Guess she hasnt had time to update....

She had one baby girl!!

CONGRATS!!


----------



## toth boer goats (Jul 20, 2008)

*Re: Sunset Lake Ranch - Pudding in labor*

Thank you Laura... :hi5:

Aww... one baby girl... how sweet...hope things are OK Allison.... :hug:


----------



## TinyHoovesRanch (Jan 16, 2010)

*Re: Sunset Lake Ranch - Pudding in labor*

She posted pics on her facebook, she must be really busy today.

But OMG that baby is the CUTEST thing ever!! I love her!


----------



## myfainters (Oct 30, 2009)

*Re: Sunset Lake Ranch - Pudding in labor*

yeah she's a cutie! Congrats!!!!!


----------



## toth boer goats (Jul 20, 2008)

*Re: Sunset Lake Ranch - Pudding in labor*



> She posted pics on her facebook, she must be really busy today.
> 
> But OMG that baby is the CUTEST thing ever!! I love her!

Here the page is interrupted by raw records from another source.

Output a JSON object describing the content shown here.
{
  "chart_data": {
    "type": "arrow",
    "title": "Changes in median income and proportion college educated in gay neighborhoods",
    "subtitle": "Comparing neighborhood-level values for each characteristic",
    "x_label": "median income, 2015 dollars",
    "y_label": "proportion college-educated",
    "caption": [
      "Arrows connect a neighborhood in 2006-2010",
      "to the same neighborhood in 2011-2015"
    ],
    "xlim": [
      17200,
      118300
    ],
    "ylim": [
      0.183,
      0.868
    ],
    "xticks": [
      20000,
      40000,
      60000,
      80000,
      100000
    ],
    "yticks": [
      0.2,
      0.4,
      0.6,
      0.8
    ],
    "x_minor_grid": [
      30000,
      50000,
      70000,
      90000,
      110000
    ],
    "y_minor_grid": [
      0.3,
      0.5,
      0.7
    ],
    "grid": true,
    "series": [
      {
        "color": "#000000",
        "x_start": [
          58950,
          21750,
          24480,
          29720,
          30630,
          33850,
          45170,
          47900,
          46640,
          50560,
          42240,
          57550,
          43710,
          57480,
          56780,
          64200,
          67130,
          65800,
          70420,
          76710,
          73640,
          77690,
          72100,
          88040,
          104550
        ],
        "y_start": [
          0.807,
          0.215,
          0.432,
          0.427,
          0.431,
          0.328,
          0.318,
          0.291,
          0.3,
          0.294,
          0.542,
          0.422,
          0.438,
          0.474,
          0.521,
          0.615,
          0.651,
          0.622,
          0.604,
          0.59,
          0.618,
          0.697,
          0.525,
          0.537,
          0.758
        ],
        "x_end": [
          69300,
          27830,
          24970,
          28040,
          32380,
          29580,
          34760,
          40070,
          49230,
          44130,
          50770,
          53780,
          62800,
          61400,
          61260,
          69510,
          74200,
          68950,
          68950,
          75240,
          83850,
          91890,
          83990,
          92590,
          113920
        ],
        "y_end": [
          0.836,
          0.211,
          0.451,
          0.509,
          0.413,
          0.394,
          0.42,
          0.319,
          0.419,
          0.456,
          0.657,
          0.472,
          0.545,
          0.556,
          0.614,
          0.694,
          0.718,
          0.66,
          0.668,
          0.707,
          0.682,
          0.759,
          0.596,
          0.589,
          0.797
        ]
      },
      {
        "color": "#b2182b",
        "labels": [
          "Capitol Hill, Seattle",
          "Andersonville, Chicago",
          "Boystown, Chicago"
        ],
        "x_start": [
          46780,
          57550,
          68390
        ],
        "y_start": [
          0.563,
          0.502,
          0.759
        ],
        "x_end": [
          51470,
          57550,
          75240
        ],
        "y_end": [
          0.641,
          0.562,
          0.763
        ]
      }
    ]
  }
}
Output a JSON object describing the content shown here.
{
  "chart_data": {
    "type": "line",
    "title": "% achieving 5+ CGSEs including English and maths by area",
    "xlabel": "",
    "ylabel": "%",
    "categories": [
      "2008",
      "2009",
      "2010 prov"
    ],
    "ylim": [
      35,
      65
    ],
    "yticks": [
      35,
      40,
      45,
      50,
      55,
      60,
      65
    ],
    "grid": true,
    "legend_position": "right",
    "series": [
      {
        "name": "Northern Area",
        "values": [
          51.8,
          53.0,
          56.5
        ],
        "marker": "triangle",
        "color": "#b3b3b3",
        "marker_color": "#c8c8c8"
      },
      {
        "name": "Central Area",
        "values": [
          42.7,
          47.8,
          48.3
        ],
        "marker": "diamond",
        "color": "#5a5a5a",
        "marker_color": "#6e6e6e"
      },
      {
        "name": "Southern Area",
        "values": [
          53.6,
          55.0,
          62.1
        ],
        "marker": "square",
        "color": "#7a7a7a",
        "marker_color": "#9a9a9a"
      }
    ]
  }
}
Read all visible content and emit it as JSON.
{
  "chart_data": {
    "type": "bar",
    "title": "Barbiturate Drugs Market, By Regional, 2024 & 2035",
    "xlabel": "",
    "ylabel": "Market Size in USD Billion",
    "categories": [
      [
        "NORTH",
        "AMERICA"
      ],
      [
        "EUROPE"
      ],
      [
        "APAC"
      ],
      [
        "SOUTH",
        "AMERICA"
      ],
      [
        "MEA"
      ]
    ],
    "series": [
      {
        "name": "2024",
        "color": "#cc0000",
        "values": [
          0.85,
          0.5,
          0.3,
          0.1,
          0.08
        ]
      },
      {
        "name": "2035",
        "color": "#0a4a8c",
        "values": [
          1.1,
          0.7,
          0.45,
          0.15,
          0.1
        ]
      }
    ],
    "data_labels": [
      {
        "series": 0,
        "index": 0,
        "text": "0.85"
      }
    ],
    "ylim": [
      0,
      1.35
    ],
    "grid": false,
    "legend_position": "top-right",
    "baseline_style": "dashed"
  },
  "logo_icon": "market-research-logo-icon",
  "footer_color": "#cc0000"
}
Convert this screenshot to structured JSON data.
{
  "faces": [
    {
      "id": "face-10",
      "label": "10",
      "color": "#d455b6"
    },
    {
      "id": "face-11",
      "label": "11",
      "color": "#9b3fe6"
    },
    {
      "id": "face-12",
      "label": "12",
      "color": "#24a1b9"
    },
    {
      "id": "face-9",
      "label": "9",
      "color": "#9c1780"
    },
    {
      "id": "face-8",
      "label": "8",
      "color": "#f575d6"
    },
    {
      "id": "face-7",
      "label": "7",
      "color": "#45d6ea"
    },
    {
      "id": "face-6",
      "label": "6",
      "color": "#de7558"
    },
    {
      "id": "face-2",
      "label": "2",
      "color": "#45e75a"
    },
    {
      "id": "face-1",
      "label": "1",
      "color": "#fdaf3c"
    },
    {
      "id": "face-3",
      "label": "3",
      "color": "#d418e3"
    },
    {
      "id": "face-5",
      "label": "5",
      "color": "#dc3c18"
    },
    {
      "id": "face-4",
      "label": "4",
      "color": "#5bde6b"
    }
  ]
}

 HeHe.... thanks again... :greengrin:


----------



## kelebek (Oct 5, 2007)

*Re: Sunset Lake Ranch - Pudding in labor*

Sorry all - pudding had a single doeling at 8:25 pm Saturday night - then our Internet went crazy all Sunday! Now I am in the stall with wicked!!! Should have more kids within the hour!!!


----------



## KW Farms (Jun 21, 2008)

*Re: Sunset Lake Ranch - Pudding in labor*

:dance: Congrats on the little girl! Can't wait for Wicked to kid!


----------



## toth boer goats (Jul 20, 2008)

*Re: Sunset Lake Ranch - Pudding in labor*

Congrats.... :thumb: :hi5:


----------



## kelebek (Oct 5, 2007)

*Re: Sunset Lake Ranch - Pudding in labor*

Wicked just kidded about an hour ago with triplets - 2 girls and a boy! Everyone seems to be doing well! Pics to come.


----------



## liz (Oct 5, 2007)

*Re: Sunset Lake Ranch - March lodgings complete! 3 does 1 bu*

:leap: Congratulations Allison!!!!


----------



## KW Farms (Jun 21, 2008)

*Re: Sunset Lake Ranch - March lodgings complete! 3 does 1 bu*

Congrats Allison! Just what you ordered!!


----------



## AlaskaBoers (May 7, 2008)

*Re: Sunset Lake Ranch - March lodgings complete! 3 does 1 bu*

Woot!!


----------